Naturally there’s a time commitment involved in setting up and maintaining these types of filters, so Cruickshank suggests concentrating on models that are stocked on a regular basis. If it all seems daunting, then working with a partner may be beneficial.
Dynamic marketing opportunities aren’t restricted to SEM. Facebook—still the millennials’ information source of choice—is working hard to attract dealer business by enabling more inventory marketing, according to Cruickshank.
“Facebook Canada has a few more restrictions on this than in the U.S.,” he says, “but you can still use dynamic pixels to figure out what car the user is looking at and target them with that car or similar ones in carousel ads on the site.”
Facebook dynamic ads enable dealers to upload a vehicle catalog with relevant details such as make, model and year. The Facebook pixel must be installed on the dealer website, and its software development kit (SDK) and App Events installed into the mobile app to provide inventory reports.
“With the recent removal of access to data provided by third parties, Facebook is now less capable of finding potential customers before they show interest in your website,” he observes. “Afterwards, however, you can target them very effectively.”

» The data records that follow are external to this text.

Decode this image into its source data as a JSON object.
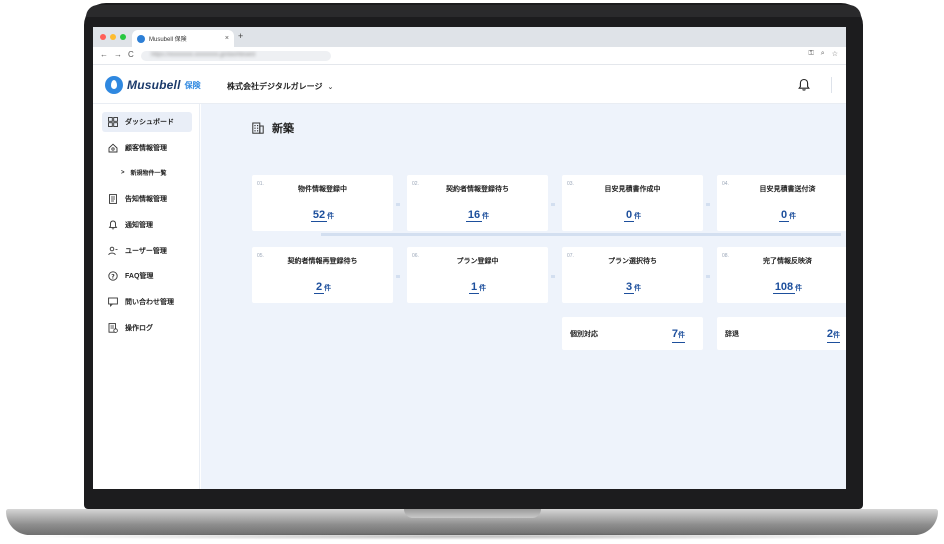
{
  "browser": {
    "tab_title": "Musubell 保険",
    "tab_close": "×",
    "new_tab": "+",
    "url": "https://xxxxxxxx.xxxxxxxx.jp/dashboard",
    "nav_back": "←",
    "nav_forward": "→",
    "nav_reload": "C"
  },
  "header": {
    "logo_name": "Musubell",
    "logo_sub": "保険",
    "company_name": "株式会社デジタルガレージ",
    "company_chevron": "⌄"
  },
  "sidebar": {
    "items": [
      {
        "label": "ダッシュボード",
        "icon": "dashboard-icon"
      },
      {
        "label": "顧客情報管理",
        "icon": "home-icon"
      },
      {
        "label": "告知情報管理",
        "icon": "document-icon"
      },
      {
        "label": "通知管理",
        "icon": "bell-icon"
      },
      {
        "label": "ユーザー管理",
        "icon": "user-icon"
      },
      {
        "label": "FAQ管理",
        "icon": "help-icon"
      },
      {
        "label": "問い合わせ管理",
        "icon": "chat-icon"
      },
      {
        "label": "操作ログ",
        "icon": "log-icon"
      }
    ],
    "sub_item": {
      "label": "新規物件一覧",
      "chevron": ">"
    }
  },
  "main": {
    "section_title": "新築",
    "cards": [
      {
        "num": "01.",
        "label": "物件情報登録中",
        "value": "52",
        "unit": "件"
      },
      {
        "num": "02.",
        "label": "契約者情報登録待ち",
        "value": "16",
        "unit": "件"
      },
      {
        "num": "03.",
        "label": "目安見積書作成中",
        "value": "0",
        "unit": "件"
      },
      {
        "num": "04.",
        "label": "目安見積書送付済",
        "value": "0",
        "unit": "件"
      },
      {
        "num": "05.",
        "label": "契約者情報再登録待ち",
        "value": "2",
        "unit": "件"
      },
      {
        "num": "06.",
        "label": "プラン登録中",
        "value": "1",
        "unit": "件"
      },
      {
        "num": "07.",
        "label": "プラン選択待ち",
        "value": "3",
        "unit": "件"
      },
      {
        "num": "08.",
        "label": "完了情報反映済",
        "value": "108",
        "unit": "件"
      }
    ],
    "small_cards": [
      {
        "label": "個別対応",
        "value": "7",
        "unit": "件"
      },
      {
        "label": "辞退",
        "value": "2",
        "unit": "件"
      }
    ]
  }
}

Cruickshank believes that a dynamic display campaign complements SEM and provides a benefit not just in direct traffic, but also in subsequent search-based traffic. He does caution, however, that this type of advertising can be expensive, and complex to manage, so dealers may need help from a partner like Strathcom Media or Naked Lime to operate it effectively (note that Speed Shift doesn’t work directly with dealerships).
“Dealers can work effectively with any partner,” adds Cruickshank. “Be collaborative, trust them with your thoughts and data and give it at least a year.”
Inventory marketing techniques can be effective for new cars, too, particularly with millennial consumers’ desire to see photographs of the actual vehicle rather than stock make and model images. But, he says, whether it’s for CPO, used or new vehicles, any new digital marketing approach should always be applied on a test-and-measure basis.
“Pay attention to regional variations in different websites—some work better in particular markets than others,” Cruickshank advises. “We even heard from some people who found that they did better in marketing preowned vehicles without dynamic search. Be smart about it and do a cost-benefit analysis.”